A few mornings ago, the Today show was doing a spotlight on ‘Activated Charcoal’ and it’s health benefits. The show plays while I’m at work, and normally I don’t listen. However, at the mention of ingesting charcoal for health benefits, my interest peaked. Charcoal has been used in medicine for a long time – for drug overdoses or accidental poison ingestion. ‘Activated charcoal’ is simply a carbon containing substance like wood, that is heated until it becomes charcoal and then oxidized to ‘activate’ it. It is being added to juices, smoothies, breads, pastas, etc. or it can be taken as a standalone supplement. On the show, it was added to a dish and a juice, and claims were made that it can rid your body of toxins. First, what toxins are you ingesting on a regular basis that you need to “detox” your body? On top of that, we come fully equipped with a liver and kidneys (unless yours aren’t functioning correctly, but that is a different health issue) that detoxify our bodies amazingly on their own. Second, charcoal cannot make the distinction between toxin or a beneficial nutrient – therefore, if you are ingesting it on a regular basis, you could actually be decreasing the amount of nutrients you are absorbing from your foods. Finally, if you ingest activated charcoal and you are currently prescribed medication, there is a large possibility that your medicine is being rendered ineffective.

So why are we advertising ‘activated charcoal’ as having so many health benefits and using a news outlet to do so? It brings to mind other things that are supposed to be beneficial like cayenne & lemon juice cleanses and one of the most irritating diets I get asked about – the Keto diet.

The Keto diet was originally used as a treatment for epilepsy, but now celebrities and what seems like 2 out 3 people I talk to use it for weight loss. The premise of the diet is to eat very little carbohydrates (typically less than 50 grams per day), and get most of your calories from fats and proteins. You will usually be getting anywhere from 60 to 80% of your calories from fats.

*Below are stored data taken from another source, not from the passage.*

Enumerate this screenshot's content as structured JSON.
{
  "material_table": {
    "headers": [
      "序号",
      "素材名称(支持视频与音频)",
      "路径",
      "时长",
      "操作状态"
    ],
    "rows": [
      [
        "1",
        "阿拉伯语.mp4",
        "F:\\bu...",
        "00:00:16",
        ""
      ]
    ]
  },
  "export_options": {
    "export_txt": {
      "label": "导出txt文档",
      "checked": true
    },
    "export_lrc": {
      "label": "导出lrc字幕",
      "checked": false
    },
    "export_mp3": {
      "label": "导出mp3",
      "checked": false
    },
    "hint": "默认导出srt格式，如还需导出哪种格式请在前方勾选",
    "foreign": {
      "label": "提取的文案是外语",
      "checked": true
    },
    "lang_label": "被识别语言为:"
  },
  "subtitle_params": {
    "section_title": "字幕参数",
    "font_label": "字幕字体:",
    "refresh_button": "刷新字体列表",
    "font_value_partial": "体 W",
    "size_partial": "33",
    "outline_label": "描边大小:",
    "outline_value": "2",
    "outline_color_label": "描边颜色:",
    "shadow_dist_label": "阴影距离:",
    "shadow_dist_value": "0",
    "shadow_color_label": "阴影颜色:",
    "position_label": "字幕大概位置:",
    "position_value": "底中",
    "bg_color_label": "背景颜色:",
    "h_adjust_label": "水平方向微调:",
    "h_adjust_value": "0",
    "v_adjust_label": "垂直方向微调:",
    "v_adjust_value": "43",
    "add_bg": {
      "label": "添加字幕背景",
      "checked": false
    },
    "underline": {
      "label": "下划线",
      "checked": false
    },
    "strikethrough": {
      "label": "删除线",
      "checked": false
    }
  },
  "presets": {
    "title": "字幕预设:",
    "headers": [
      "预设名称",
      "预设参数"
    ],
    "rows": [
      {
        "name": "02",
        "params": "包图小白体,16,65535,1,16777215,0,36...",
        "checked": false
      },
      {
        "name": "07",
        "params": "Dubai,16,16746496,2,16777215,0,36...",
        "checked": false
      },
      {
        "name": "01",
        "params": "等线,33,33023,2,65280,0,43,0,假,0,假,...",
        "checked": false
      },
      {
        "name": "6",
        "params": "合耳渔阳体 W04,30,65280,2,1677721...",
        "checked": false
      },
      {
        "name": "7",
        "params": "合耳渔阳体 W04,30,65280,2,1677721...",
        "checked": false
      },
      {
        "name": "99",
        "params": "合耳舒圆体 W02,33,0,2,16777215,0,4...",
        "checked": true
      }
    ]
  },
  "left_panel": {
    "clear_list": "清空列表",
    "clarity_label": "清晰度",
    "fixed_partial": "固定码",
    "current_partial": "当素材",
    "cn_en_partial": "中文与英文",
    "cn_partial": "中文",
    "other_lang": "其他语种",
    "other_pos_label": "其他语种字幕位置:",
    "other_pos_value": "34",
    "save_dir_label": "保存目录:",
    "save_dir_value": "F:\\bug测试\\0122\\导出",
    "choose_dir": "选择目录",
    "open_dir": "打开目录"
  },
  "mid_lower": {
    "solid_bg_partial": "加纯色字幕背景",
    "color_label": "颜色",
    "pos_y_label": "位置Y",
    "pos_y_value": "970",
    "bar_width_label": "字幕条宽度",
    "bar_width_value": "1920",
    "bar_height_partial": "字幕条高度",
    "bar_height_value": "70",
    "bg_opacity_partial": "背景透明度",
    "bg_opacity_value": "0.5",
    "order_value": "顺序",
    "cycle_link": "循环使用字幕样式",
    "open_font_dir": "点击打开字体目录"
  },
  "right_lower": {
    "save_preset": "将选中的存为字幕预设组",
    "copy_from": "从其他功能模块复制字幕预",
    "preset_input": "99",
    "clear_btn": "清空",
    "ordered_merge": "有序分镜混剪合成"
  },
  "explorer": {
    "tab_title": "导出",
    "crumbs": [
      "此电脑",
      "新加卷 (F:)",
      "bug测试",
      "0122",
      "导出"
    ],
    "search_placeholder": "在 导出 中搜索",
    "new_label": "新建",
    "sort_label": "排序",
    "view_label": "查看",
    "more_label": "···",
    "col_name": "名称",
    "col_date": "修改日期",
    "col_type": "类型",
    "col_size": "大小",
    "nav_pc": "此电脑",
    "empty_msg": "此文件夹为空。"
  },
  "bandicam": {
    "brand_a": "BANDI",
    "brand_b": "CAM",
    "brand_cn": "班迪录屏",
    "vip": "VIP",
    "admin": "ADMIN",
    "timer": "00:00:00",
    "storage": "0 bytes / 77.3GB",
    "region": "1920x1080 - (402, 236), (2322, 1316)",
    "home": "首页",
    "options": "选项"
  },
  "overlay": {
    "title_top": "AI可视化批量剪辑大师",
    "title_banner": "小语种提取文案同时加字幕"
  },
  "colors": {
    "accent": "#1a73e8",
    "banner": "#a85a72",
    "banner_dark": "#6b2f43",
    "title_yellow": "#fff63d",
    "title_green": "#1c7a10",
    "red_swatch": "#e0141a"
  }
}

If done correctly, eating this way puts your body into ketosis – where your body begins to metabolize fats as your main fuel source instead of carbohydrates, thus creating Ketones. The diet has been shown by some studies to be effective in weight loss in obese adults – as well as being beneficial for those with Type 2 Diabetes, acne and other medical issues like PCOS. However, unless you are working with a registered Dietitian, chances are that you are not doing the diet correctly, and therefore aren’t actually in a ketogenic state. The diet is sensitive to each individual – for some, 50 grams of carbs per day can put you in ketosis; for others, that number may be significantly different. Without a blood test, it isn’t possible to accurately diagnose. (There are urine strips and breath tests, but they aren’t reliable). On the flip side of that, you can also be consuming too few grams of fat, which would also throw you out of ketosis. If you incorporate cheat days or cheat meals, you are definitely not in ketosis anymore. Don’t get me wrong, this diet definitely has beneficial applications for some individuals. However, it should not be used as a trendy weight-loss strategy that you found on Pinterest. Let’s just say that I’ve seen celebrities in the fitness industry say that they eat 1-2 cups of oatmeal as a preworkout meal, followed by their post workout shake and carbs, and then they are “keto the rest of the day”. Face palm.

If you are working towards weight loss or just wanting to improve your overall health, don’t try something just because you found it on the internet or heard about it from Dr. OZ. If you do a Google search for ‘fad diets’ and the one you were going to try is on there, avoid it. Conduct actual research, contact a registered dietitian, or ask a health professional. The original, old school method of a combination of exercise and eating a well balanced diet consisting of unprocessed foods is still going to be your best bet.